Northern Ireland is more dependent on farming than the rest Britain, and greater support could be expected for independent growers and suppliers in this parliament. Agriculture was identified by DUP leaders during discussions as a “critical” policy area.
However, the biggest issue uncovered by the survey was the narrow market for companies to operate in. Some 78 per cent claimed high competition was a major obstacle to business growth.
Strong domestic competition placed even further emphasis on the need for small businesses in Northern Ireland to make progression on trading overseas.
According to the index, just seven per cent were exporting to countries outside the UK and Ireland. Overall, under a fifth were selling to England, Scotland and Wales.
With international markets more accessible than ever, boosting exporting power could become a vital revenue stream for entrepreneurs in Northern Ireland.
Commenting on the country’s low exports, Lisa McCaul, a business growth enabler at Ulster Bank, said the trend was cause for concern.
“There is often a perception amongst small businesses [in Northern Ireland] that exporting is not for them, it is for larger businesses. But the reality is that exporting doesn’t have to be complicated and could simply mean increasing sales a few percent by selling some product overseas online,” she said.
As far as Brexit is concerned, some fear a potential “hard” border with Northern Ireland will suppress growth for Northern Ireland businesses.

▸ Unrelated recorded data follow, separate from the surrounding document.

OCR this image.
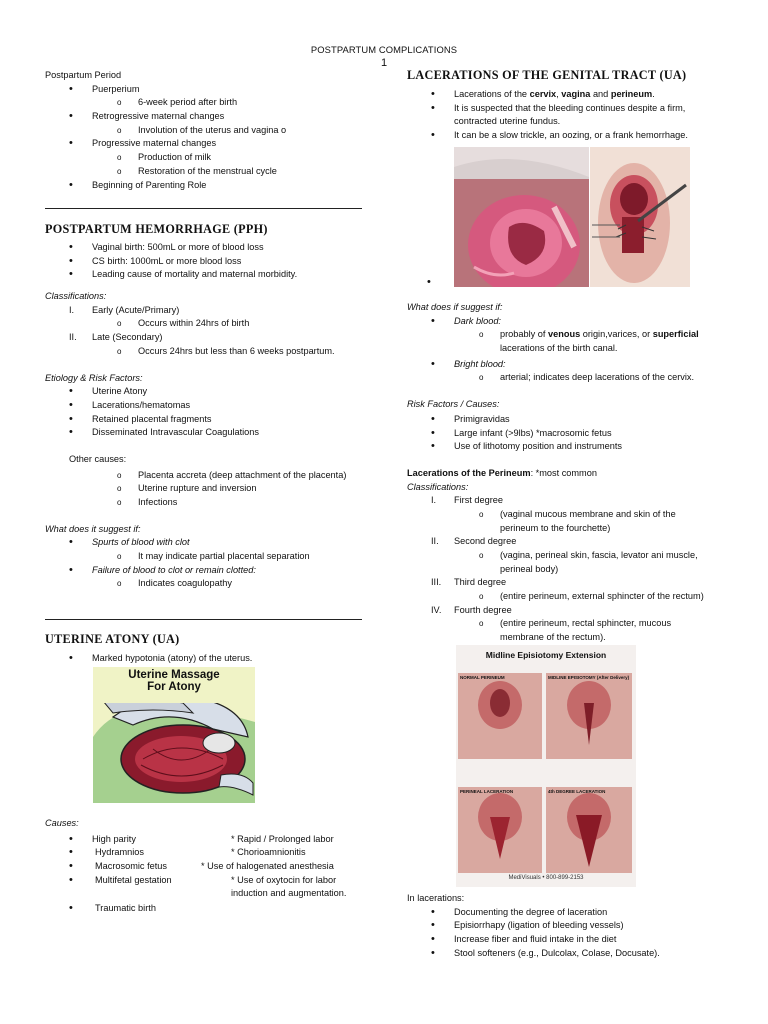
POSTPARTUM COMPLICATIONS
1
Postpartum Period
•
Puerperium
o 6-week period after birth
•
Retrogressive maternal changes
o Involution of the uterus and vagina o
•
Progressive maternal changes
o Production of milk
o Restoration of the menstrual cycle
•
Beginning of Parenting Role
POSTPARTUM HEMORRHAGE (PPH)
•
Vaginal birth: 500mL or more of blood loss
•
CS birth: 1000mL or more blood loss
•
Leading cause of mortality and maternal morbidity.
Classifications:
I. Early (Acute/Primary)
o Occurs within 24hrs of birth
II. Late (Secondary)
o Occurs 24hrs but less than 6 weeks postpartum.
Etiology & Risk Factors:
•
Uterine Atony
•
Lacerations/hematomas
•
Retained placental fragments
•
Disseminated Intravascular Coagulations
Other causes:
o Placenta accreta (deep attachment of the placenta)
o Uterine rupture and inversion
o Infections
What does it suggest if:
•
Spurts of blood with clot
o It may indicate partial placental separation
•
Failure of blood to clot or remain clotted:
o Indicates coagulopathy
UTERINE ATONY (UA)
•
Marked hypotonia (atony) of the uterus.
Uterine Massage
For Atony
Causes:
•
High parity	* Rapid / Prolonged labor
•
Hydramnios	* Chorioamnionitis
•
Macrosomic fetus	* Use of halogenated anesthesia
•
Multifetal gestation	* Use of oxytocin for labor
induction and augmentation.
•
Traumatic birth
LACERATIONS OF THE GENITAL TRACT (UA)
•
Lacerations of the cervix, vagina and perineum.
•
It is suspected that the bleeding continues despite a firm,
contracted uterine fundus.
•
It can be a slow trickle, an oozing, or a frank hemorrhage.
•
What does if suggest if:
•
Dark blood:
o probably of venous origin,varices, or superficial
lacerations of the birth canal.
•
Bright blood:
o arterial; indicates deep lacerations of the cervix.
Risk Factors / Causes:
•
Primigravidas
•
Large infant (>9lbs) *macrosomic fetus
•
Use of lithotomy position and instruments
Lacerations of the Perineum: *most common
Classifications:
I. First degree
o (vaginal mucous membrane and skin of the
perineum to the fourchette)
II. Second degree
o (vagina, perineal skin, fascia, levator ani muscle,
perineal body)
III. Third degree
o (entire perineum, external sphincter of the rectum)
IV. Fourth degree
o (entire perineum, rectal sphincter, mucous
membrane of the rectum).
Midline Episiotomy Extension
NORMAL PERINEUM	MIDLINE EPISIOTOMY (After Delivery)
PERINEAL LACERATION	4th DEGREE LACERATION
MediVisuals • 800-899-2153
In lacerations:
•
Documenting the degree of laceration
•
Episiorrhapy (ligation of bleeding vessels)
•
Increase fiber and fluid intake in the diet
•
Stool softeners (e.g., Dulcolax, Colase, Docusate).
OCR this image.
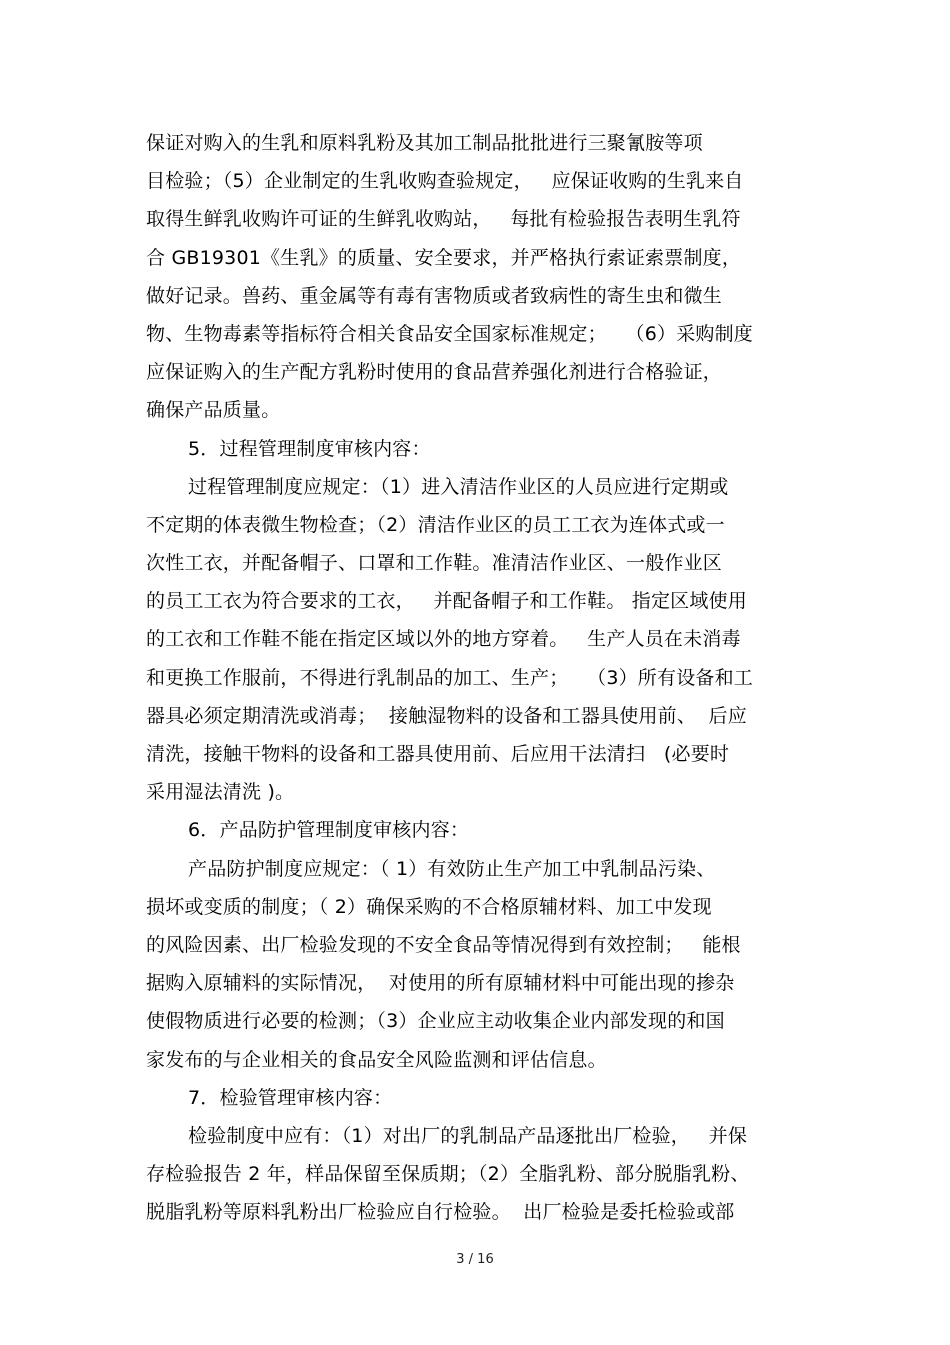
保证对购入的生乳和原料乳粉及其加工制品批批进行三聚氰胺等项
目检验；（5）企业制定的生乳收购查验规定，   应保证收购的生乳来自
取得生鲜乳收购许可证的生鲜乳收购站，   每批有检验报告表明生乳符
合 GB19301《生乳》的质量、安全要求，并严格执行索证索票制度，
做好记录。兽药、重金属等有毒有害物质或者致病性的寄生虫和微生
物、生物毒素等指标符合相关食品安全国家标准规定；   （6）采购制度
应保证购入的生产配方乳粉时使用的食品营养强化剂进行合格验证，
确保产品质量。
5．过程管理制度审核内容：
过程管理制度应规定：（1）进入清洁作业区的人员应进行定期或
不定期的体表微生物检查；（2）清洁作业区的员工工衣为连体式或一
次性工衣，并配备帽子、口罩和工作鞋。准清洁作业区、一般作业区
的员工工衣为符合要求的工衣，   并配备帽子和工作鞋。 指定区域使用
的工衣和工作鞋不能在指定区域以外的地方穿着。   生产人员在未消毒
和更换工作服前，不得进行乳制品的加工、生产；   （3）所有设备和工
器具必须定期清洗或消毒；  接触湿物料的设备和工器具使用前、  后应
清洗，接触干物料的设备和工器具使用前、后应用干法清扫   (必要时
采用湿法清洗 )。
6．产品防护管理制度审核内容：
产品防护制度应规定：（ 1）有效防止生产加工中乳制品污染、
损坏或变质的制度；（ 2）确保采购的不合格原辅材料、加工中发现
的风险因素、出厂检验发现的不安全食品等情况得到有效控制；   能根
据购入原辅料的实际情况，  对使用的所有原辅材料中可能出现的掺杂
使假物质进行必要的检测；（3）企业应主动收集企业内部发现的和国
家发布的与企业相关的食品安全风险监测和评估信息。
7．检验管理审核内容：
检验制度中应有：（1）对出厂的乳制品产品逐批出厂检验，   并保
存检验报告 2 年，样品保留至保质期；（2）全脂乳粉、部分脱脂乳粉、
脱脂乳粉等原料乳粉出厂检验应自行检验。  出厂检验是委托检验或部
3 / 16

‘The more the DUP and Conservatives maintain their opposition to the Single Market and the Customs Union the more likely it will be that EU border checks will be introduced between Northern Ireland and the Republic of Ireland – negating much of the promised infrastructure improvements and taking cross border trade back to the bad old days,” said David Jinks, head of consumer research at global delivery experts Fastlane International.
Jinks added: “Northern Ireland’s exporters will face also new tariffs and delays shipping to the EU following a hard Brexit deal, in common with the rest of UK businesses.”
Despite the current barriers faced by small business in Northern Ireland, the country was rated in 2015 as the best part of the UK to start and scale a business. A report from the Enterprise Research Centre (ERC) found startups in the region hit £1m turnover milestone faster than in any other part of the UK.